Crypto News

Les rendements du Trésor américain montent en flèche, mais qu’est-ce que cela signifie pour les marchés et la crypto ?

Sur tous les marchés et devises négociables, les bons du Trésor américain – les obligations d’État – ont une influence significative. En finance, toute mesure du risque est relative, ce qui signifie que si l’on assure une maison, la responsabilité maximale est fixée sous une forme monétaire.

De même, si un prêt est contracté auprès d’une banque, le créancier doit calculer la probabilité que l’argent ne soit pas restitué et le risque que le montant soit dévalué par l’inflation.

Dans le pire des cas, imaginons ce qu’il adviendrait des coûts associés à l’émission de dette si le gouvernement américain suspendait temporairement les paiements à des régions ou des pays spécifiques. Actuellement, il y a plus de 7,6 billions de dollars d’obligations détenues par des entités étrangères et plusieurs banques et gouvernements dépendent de ce flux de trésorerie.

L’effet en cascade potentiel des pays et des institutions financières aurait un impact immédiat sur leur capacité à régler les importations et les exportations, entraînant un carnage supplémentaire sur les marchés des prêts, car chaque participant se précipitera pour réduire son exposition au risque.

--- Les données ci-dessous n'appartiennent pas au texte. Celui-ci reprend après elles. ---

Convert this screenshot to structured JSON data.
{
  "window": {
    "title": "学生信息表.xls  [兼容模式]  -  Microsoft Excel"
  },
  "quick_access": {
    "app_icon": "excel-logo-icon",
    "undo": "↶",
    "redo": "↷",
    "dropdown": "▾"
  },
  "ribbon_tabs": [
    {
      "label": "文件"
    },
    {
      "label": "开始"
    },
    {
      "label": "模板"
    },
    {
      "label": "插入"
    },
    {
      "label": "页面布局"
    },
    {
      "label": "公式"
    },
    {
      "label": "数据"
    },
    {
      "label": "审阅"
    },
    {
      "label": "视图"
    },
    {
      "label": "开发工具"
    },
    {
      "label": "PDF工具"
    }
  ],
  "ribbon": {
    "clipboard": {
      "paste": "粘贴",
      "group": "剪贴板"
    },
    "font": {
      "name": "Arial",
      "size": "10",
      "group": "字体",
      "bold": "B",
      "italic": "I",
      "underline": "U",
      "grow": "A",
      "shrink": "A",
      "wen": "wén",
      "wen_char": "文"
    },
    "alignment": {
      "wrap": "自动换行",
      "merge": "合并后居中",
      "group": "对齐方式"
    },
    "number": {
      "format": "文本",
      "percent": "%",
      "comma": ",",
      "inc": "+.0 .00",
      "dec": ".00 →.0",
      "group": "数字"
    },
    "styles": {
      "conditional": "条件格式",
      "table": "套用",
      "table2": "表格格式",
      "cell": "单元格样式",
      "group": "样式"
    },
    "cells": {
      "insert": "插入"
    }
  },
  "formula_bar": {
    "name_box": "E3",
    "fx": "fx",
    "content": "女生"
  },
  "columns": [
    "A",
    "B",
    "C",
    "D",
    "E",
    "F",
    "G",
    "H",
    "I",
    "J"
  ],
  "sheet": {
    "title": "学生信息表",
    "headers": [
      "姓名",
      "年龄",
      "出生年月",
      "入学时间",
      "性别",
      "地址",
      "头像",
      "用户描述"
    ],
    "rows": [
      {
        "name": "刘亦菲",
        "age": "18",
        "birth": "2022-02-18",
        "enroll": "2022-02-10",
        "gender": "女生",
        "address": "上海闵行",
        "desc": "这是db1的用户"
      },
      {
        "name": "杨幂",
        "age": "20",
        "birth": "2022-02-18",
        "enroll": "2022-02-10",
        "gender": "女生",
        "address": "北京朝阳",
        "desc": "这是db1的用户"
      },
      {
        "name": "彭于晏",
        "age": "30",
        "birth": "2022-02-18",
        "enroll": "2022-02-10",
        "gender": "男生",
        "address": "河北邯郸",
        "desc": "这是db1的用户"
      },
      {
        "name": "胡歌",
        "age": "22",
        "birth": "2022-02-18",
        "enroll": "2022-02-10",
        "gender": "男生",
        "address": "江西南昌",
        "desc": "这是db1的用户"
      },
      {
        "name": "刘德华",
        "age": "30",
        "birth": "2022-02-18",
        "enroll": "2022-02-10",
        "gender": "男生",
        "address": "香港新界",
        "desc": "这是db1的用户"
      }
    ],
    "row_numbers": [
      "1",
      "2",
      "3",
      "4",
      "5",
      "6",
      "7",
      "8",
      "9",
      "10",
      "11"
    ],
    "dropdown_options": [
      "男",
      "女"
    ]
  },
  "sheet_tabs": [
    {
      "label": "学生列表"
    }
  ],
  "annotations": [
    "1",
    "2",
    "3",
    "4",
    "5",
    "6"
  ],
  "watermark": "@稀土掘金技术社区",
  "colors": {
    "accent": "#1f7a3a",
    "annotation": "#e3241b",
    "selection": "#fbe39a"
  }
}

Il y a plus de 24 billions de dollars en bons du Trésor américain détenus par le grand public, de sorte que les participants supposent généralement que le risque le plus faible qui existe est un titre de dette garanti par le gouvernement.

Le rendement du Trésor est nominal, alors attention à l’inflation

Le rendement largement couvert par les médias n’est pas ce que négocient les investisseurs professionnels, car chaque obligation a son propre prix. Cependant, en fonction de l’échéance du contrat, les traders peuvent calculer le rendement annualisé équivalent, ce qui permet au grand public de comprendre plus facilement l’avantage de détenir des obligations. Par exemple, l’achat du Trésor américain à 10 ans à 90 attire le propriétaire avec un rendement équivalent de 4 % jusqu’à l’échéance du contrat.

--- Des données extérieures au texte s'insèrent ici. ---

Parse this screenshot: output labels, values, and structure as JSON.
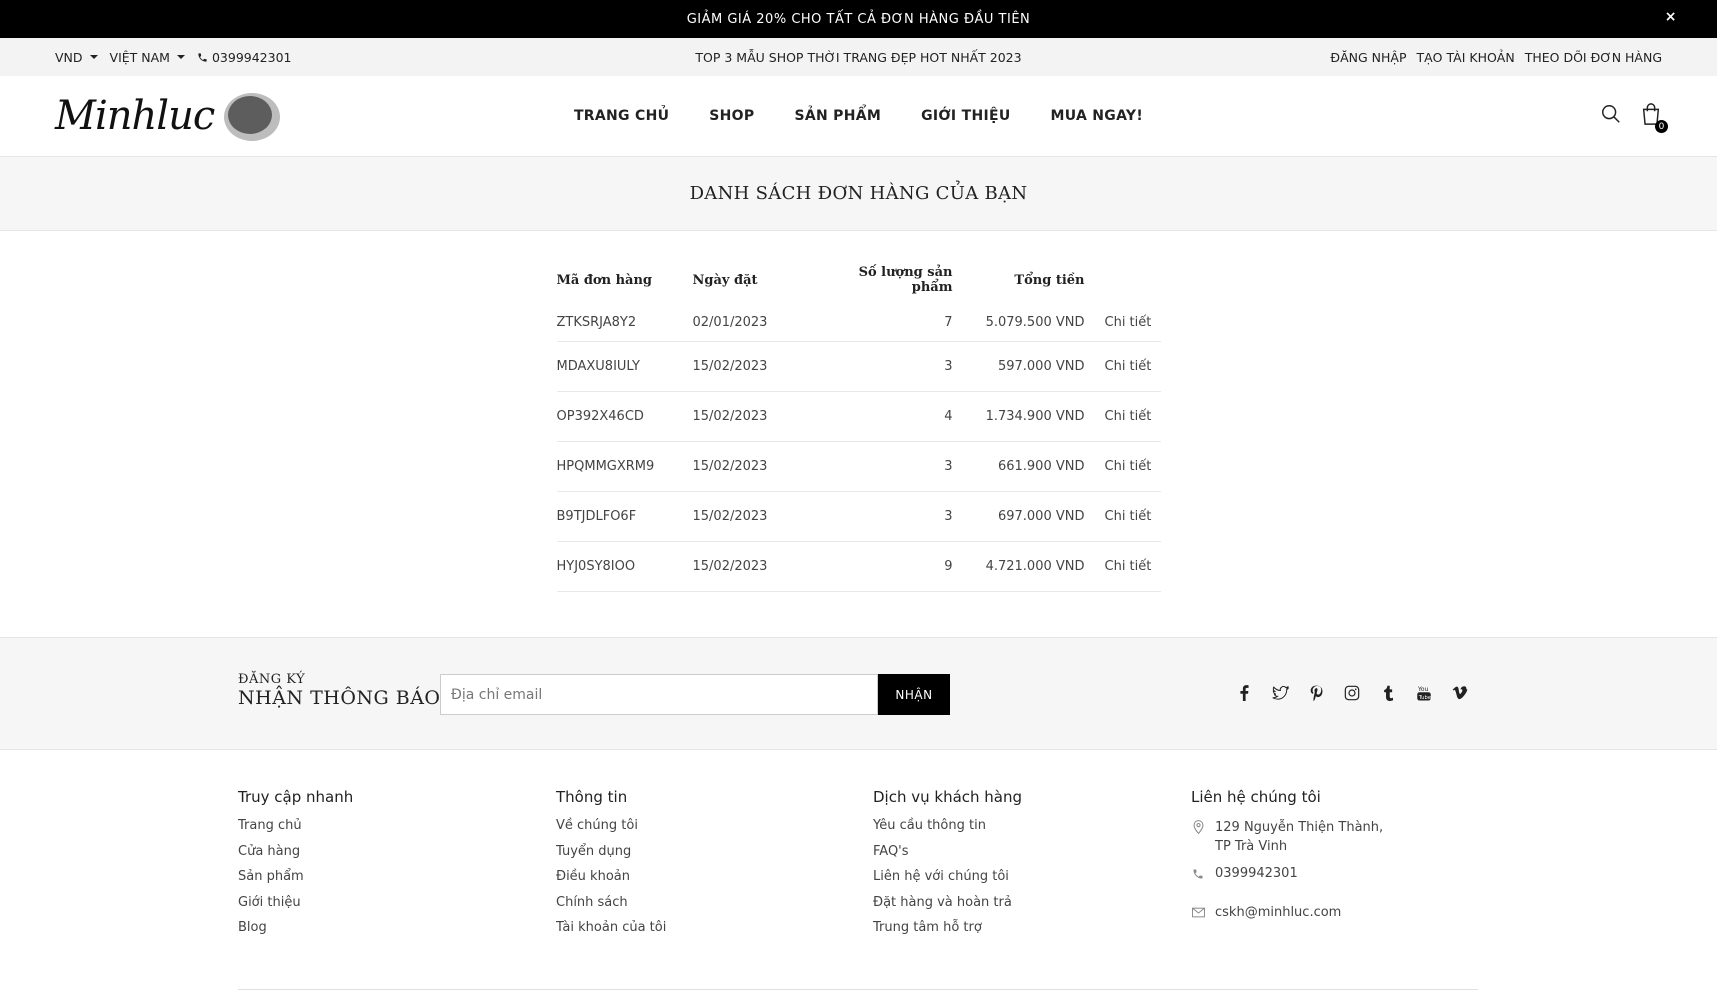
{
  "promo": {
    "text": "GIẢM GIÁ 20% CHO TẤT CẢ ĐƠN HÀNG ĐẦU TIÊN",
    "close": "×"
  },
  "topbar": {
    "currency": "VND",
    "country": "VIỆT NAM",
    "phone": "0399942301",
    "headline": "TOP 3 MẪU SHOP THỜI TRANG ĐẸP HOT NHẤT 2023",
    "links": [
      "ĐĂNG NHẬP",
      "TẠO TÀI KHOẢN",
      "THEO DÕI ĐƠN HÀNG"
    ]
  },
  "header": {
    "logo_text": "Minhluc",
    "nav": [
      "TRANG CHỦ",
      "SHOP",
      "SẢN PHẨM",
      "GIỚI THIỆU",
      "MUA NGAY!"
    ],
    "cart_count": "0"
  },
  "page_title": "DANH SÁCH ĐƠN HÀNG CỦA BẠN",
  "orders": {
    "headers": [
      "Mã đơn hàng",
      "Ngày đặt",
      "Số lượng sản phẩm",
      "Tổng tiền"
    ],
    "rows": [
      {
        "code": "ZTKSRJA8Y2",
        "date": "02/01/2023",
        "qty": "7",
        "total": "5.079.500 VND",
        "action": "Chi tiết"
      },
      {
        "code": "MDAXU8IULY",
        "date": "15/02/2023",
        "qty": "3",
        "total": "597.000 VND",
        "action": "Chi tiết"
      },
      {
        "code": "OP392X46CD",
        "date": "15/02/2023",
        "qty": "4",
        "total": "1.734.900 VND",
        "action": "Chi tiết"
      },
      {
        "code": "HPQMMGXRM9",
        "date": "15/02/2023",
        "qty": "3",
        "total": "661.900 VND",
        "action": "Chi tiết"
      },
      {
        "code": "B9TJDLFO6F",
        "date": "15/02/2023",
        "qty": "3",
        "total": "697.000 VND",
        "action": "Chi tiết"
      },
      {
        "code": "HYJ0SY8IOO",
        "date": "15/02/2023",
        "qty": "9",
        "total": "4.721.000 VND",
        "action": "Chi tiết"
      }
    ]
  },
  "newsletter": {
    "label_small": "ĐĂNG KÝ",
    "label_big": "NHẬN THÔNG BÁO",
    "placeholder": "Địa chỉ email",
    "button": "NHẬN",
    "social": [
      "facebook-icon",
      "twitter-icon",
      "pinterest-icon",
      "instagram-icon",
      "tumblr-icon",
      "youtube-icon",
      "vimeo-icon"
    ]
  },
  "footer": {
    "quick": {
      "title": "Truy cập nhanh",
      "items": [
        "Trang chủ",
        "Cửa hàng",
        "Sản phẩm",
        "Giới thiệu",
        "Blog"
      ]
    },
    "info": {
      "title": "Thông tin",
      "items": [
        "Về chúng tôi",
        "Tuyển dụng",
        "Điều khoản",
        "Chính sách",
        "Tài khoản của tôi"
      ]
    },
    "service": {
      "title": "Dịch vụ khách hàng",
      "items": [
        "Yêu cầu thông tin",
        "FAQ's",
        "Liên hệ với chúng tôi",
        "Đặt hàng và hoàn trả",
        "Trung tâm hỗ trợ"
      ]
    },
    "contact": {
      "title": "Liên hệ chúng tôi",
      "address_line1": "129 Nguyễn Thiện Thành,",
      "address_line2": "TP Trà Vinh",
      "phone": "0399942301",
      "email": "cskh@minhluc.com"
    }
  }
}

Rendement des obligations d’État américaines à 10 ans. Source : TradingView

Si l’investisseur pense que l’inflation ne sera pas contenue de sitôt, ces participants ont tendance à exiger un rendement plus élevé lors de la négociation de l’obligation à 10 ans. D’un autre côté, si d’autres gouvernements courent le risque de devenir insolvables ou d’hypergonfler leurs devises, il y a de fortes chances que ces investisseurs cherchent refuge dans les bons du Trésor américain.

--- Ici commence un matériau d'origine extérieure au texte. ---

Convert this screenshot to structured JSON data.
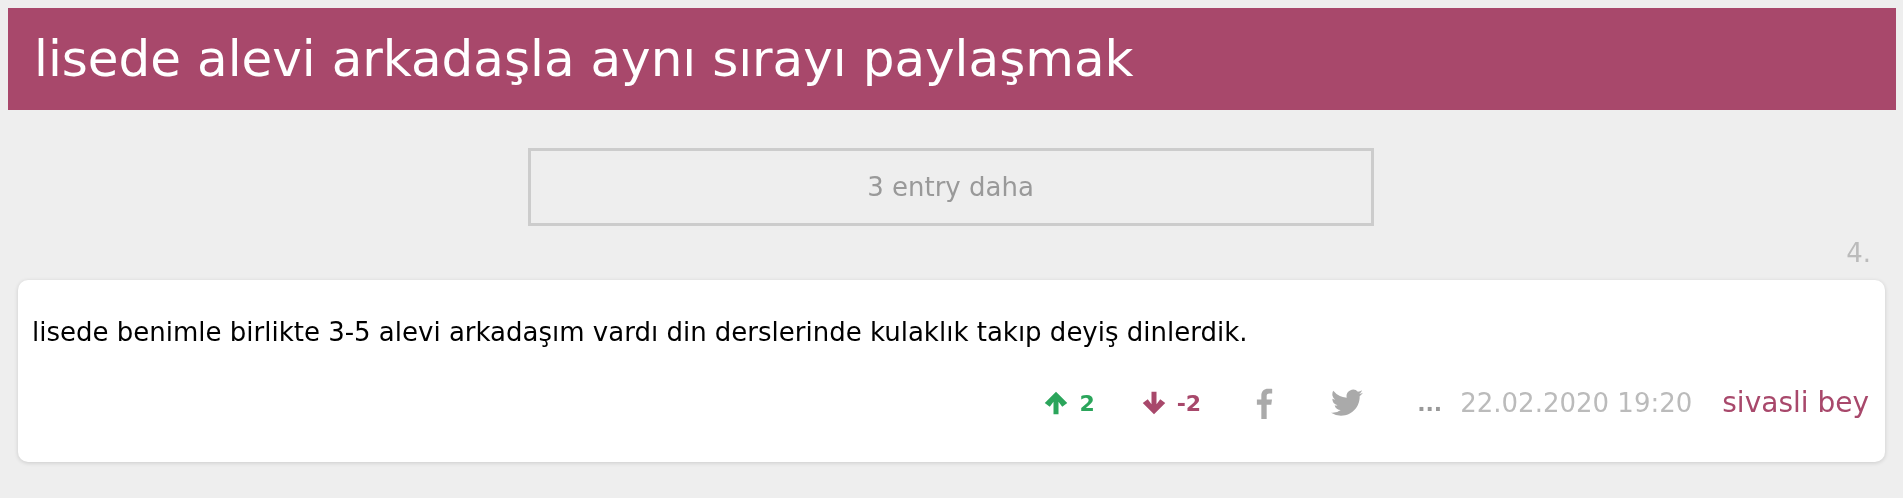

Un équilibre délicat permet aux obligations d’État américaines de se négocier plus bas que les actifs concurrents et même de courir en dessous de l’inflation attendue. Bien qu’inconcevables il y a quelques années, les rendements négatifs sont devenus assez courants après que les banques centrales ont réduit les taux d’intérêt à zéro pour stimuler leurs économies en 2020 et 2021.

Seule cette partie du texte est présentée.